Anca Wilkening

Ph.D. candidate, Religion
Anca Wilkening

Anca Wilkening is a Ph.D. candidate with a primary concentration in the Study of Religion (North American Religions) with a secondary concentration in Women, Gender, and Sexuality Studies. Her research interests bridge the Study of Religion with Queer Theory, Indigenous and Colonialism Studies, and Early American and Atlantic History, with a particular focus on the intersections of religion, intimacy, and kin-making. She is a 2024-25 Dissertation Fellow for the Loeb Religious Freedom Initiative and a co-convener of the Early and Native American History Seminar (ENAH) at Harvard. Anca’s research has been supported by grants and fellowships from the Mellon Foundation, the American Council of Learned Societies, the Charles Warren Center for Studies in American History, and the Canada Program at the Weatherhead Center for International Affairs, among others.

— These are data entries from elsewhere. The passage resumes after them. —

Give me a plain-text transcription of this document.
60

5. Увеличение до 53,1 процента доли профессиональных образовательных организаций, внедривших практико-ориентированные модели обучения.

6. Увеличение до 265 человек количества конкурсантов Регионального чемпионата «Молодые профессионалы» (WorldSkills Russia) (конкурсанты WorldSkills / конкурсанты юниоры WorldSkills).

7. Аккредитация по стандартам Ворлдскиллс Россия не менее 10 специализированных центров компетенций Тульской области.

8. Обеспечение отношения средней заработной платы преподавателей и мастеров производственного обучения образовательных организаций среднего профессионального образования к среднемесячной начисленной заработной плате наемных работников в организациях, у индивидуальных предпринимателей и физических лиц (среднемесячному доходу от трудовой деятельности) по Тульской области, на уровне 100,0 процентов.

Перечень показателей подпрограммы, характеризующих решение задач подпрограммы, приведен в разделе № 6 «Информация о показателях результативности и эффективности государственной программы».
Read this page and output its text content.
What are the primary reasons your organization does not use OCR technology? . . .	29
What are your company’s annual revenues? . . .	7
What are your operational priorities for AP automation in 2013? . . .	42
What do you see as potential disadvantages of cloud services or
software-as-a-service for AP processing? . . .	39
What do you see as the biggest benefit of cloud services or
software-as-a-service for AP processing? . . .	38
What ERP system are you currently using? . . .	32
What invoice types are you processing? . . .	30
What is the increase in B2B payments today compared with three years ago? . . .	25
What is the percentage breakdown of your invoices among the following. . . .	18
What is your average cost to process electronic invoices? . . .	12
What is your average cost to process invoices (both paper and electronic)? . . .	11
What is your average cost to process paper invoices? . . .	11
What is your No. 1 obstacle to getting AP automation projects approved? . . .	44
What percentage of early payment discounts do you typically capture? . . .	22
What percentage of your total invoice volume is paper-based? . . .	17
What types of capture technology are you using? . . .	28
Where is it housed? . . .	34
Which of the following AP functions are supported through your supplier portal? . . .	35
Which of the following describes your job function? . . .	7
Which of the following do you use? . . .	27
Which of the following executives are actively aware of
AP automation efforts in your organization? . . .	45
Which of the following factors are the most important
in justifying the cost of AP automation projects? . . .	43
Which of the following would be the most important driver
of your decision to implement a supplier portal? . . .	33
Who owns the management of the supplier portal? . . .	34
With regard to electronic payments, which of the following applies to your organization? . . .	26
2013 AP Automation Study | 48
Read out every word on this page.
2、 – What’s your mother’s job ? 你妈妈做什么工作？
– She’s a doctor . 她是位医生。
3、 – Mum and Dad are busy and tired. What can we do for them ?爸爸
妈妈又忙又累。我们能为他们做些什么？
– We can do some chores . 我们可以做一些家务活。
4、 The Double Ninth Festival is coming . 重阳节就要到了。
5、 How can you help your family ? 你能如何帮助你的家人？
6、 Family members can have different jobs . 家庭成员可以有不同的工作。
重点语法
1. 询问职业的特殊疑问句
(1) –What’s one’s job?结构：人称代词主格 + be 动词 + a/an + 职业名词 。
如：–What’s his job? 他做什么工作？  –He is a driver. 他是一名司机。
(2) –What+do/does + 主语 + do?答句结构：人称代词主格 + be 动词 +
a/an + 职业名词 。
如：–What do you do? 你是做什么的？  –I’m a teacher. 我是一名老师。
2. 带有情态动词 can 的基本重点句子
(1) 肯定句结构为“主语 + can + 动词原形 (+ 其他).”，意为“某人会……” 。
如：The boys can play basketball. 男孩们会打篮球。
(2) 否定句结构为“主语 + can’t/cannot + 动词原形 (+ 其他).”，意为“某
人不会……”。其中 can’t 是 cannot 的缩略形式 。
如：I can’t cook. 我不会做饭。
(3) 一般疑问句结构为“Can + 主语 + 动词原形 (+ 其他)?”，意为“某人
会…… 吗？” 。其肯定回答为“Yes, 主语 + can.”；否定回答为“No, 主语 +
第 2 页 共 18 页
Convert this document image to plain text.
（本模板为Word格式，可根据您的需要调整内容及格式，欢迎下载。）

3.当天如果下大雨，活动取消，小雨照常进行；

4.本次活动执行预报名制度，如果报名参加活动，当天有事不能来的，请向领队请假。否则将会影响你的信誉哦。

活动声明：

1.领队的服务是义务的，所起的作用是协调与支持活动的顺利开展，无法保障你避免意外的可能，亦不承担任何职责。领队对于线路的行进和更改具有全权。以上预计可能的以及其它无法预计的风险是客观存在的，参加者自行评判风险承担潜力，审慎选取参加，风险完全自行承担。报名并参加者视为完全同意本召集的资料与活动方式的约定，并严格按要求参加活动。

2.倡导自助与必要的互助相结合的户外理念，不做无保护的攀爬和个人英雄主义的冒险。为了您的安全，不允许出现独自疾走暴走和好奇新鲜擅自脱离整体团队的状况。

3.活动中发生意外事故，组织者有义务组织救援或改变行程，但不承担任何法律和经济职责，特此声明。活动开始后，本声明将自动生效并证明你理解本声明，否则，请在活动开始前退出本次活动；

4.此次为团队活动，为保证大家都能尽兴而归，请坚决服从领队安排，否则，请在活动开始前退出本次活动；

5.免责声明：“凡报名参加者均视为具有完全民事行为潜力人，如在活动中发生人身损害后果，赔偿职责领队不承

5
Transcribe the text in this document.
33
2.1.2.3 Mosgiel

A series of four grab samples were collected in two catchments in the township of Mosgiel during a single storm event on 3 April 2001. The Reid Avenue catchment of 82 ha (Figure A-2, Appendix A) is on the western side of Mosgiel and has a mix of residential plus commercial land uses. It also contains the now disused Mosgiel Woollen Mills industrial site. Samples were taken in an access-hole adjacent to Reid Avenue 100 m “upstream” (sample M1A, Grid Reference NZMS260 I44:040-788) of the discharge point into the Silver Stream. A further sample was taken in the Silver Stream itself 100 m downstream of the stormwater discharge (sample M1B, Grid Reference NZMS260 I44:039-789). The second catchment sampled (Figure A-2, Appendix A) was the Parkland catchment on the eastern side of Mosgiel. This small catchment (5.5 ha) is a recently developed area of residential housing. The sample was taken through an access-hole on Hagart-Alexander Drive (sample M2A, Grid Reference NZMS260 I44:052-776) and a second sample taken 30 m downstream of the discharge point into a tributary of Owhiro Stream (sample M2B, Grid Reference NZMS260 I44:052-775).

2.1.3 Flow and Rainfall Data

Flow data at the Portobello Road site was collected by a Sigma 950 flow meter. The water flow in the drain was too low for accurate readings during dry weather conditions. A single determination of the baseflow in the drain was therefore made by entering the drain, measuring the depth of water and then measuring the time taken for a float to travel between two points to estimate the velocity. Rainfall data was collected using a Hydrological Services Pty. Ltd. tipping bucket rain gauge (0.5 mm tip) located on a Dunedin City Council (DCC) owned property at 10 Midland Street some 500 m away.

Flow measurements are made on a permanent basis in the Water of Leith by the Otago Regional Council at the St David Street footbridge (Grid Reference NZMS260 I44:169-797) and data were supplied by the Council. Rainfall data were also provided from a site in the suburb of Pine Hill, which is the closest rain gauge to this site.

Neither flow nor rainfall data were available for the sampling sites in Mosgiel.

Anca’s dissertation project, an interdisciplinary study of the eighteenth-century American Northeast, examines the intersections of religious practice with the formation of kinship and intimate relations among a diverse group of Mohican, Lenape, European settler, and African actors in Pietist communities. Her research draws from multilingual archives, built environments, material cultures, and community-engaged methodologies. By denaturalizing not only the categories of gender, sex, and race but also elucidating the instability of kinship categories, Anca’s project shows how early Pietists challenged both Indigenous and settler kin systems and, in some cases, created space for queer constructions of family, gender, intimacy, and domesticity within complex colonial relationships of power. Throughout, she argues that kinship and intimacy form a framework for the study of religion that allows for intercultural comparison and relationality without essentializing or losing sight of epistemological differences among cultures and the diversity of relational arrangements between individuals, communities, land, and space.


Other research projects include work on the intersection of racialization and gender with notions of whiteness, ethnicity, and settler colonial memory work in nineteenth-century American religion; the material and spatial entanglements of queer and trans identity formation in Pietist communities;  and enslavement and anti-slavery discourse among early American radical religious actors. In her role of founding Senior Archivist of the Lowell Legacies Projects at Harvard, Anca worked with and guided a team of undergraduate students in investigating the complex legacies of the Lowell family. Her students and Anca explored how especially former Harvard President A. Lawrence Lowell was complicit in upholding systems of oppression and injustice at Harvard and beyond, including the history of the Secret Court which targeted and dismissed queer students at Harvard. The Lowell Legacies team also explores queerness in the work and life of poet and philanthropist Amy Lowell, the sister of President Lowell.


Anca’s research and theorizing are committed to the ethics, methodologies, and ongoing learning of community-engaged research as a non-Indigenous scholar on Native land. In her collaborations with Indigenous community members and leaders, she examines how research, particularly archival work, may be conducted in good relation with sovereign Indigenous nations and in service of and solidarity with their futures and cultural revitalization efforts. For instance, she is currently collaborating with knowledge and language keepers from two Munsee First Nations in Ontario to (re)connect with language and ancestral teachings recorded in early Moravian manuscripts.


Anca is planning on entering the academic job market in 2025.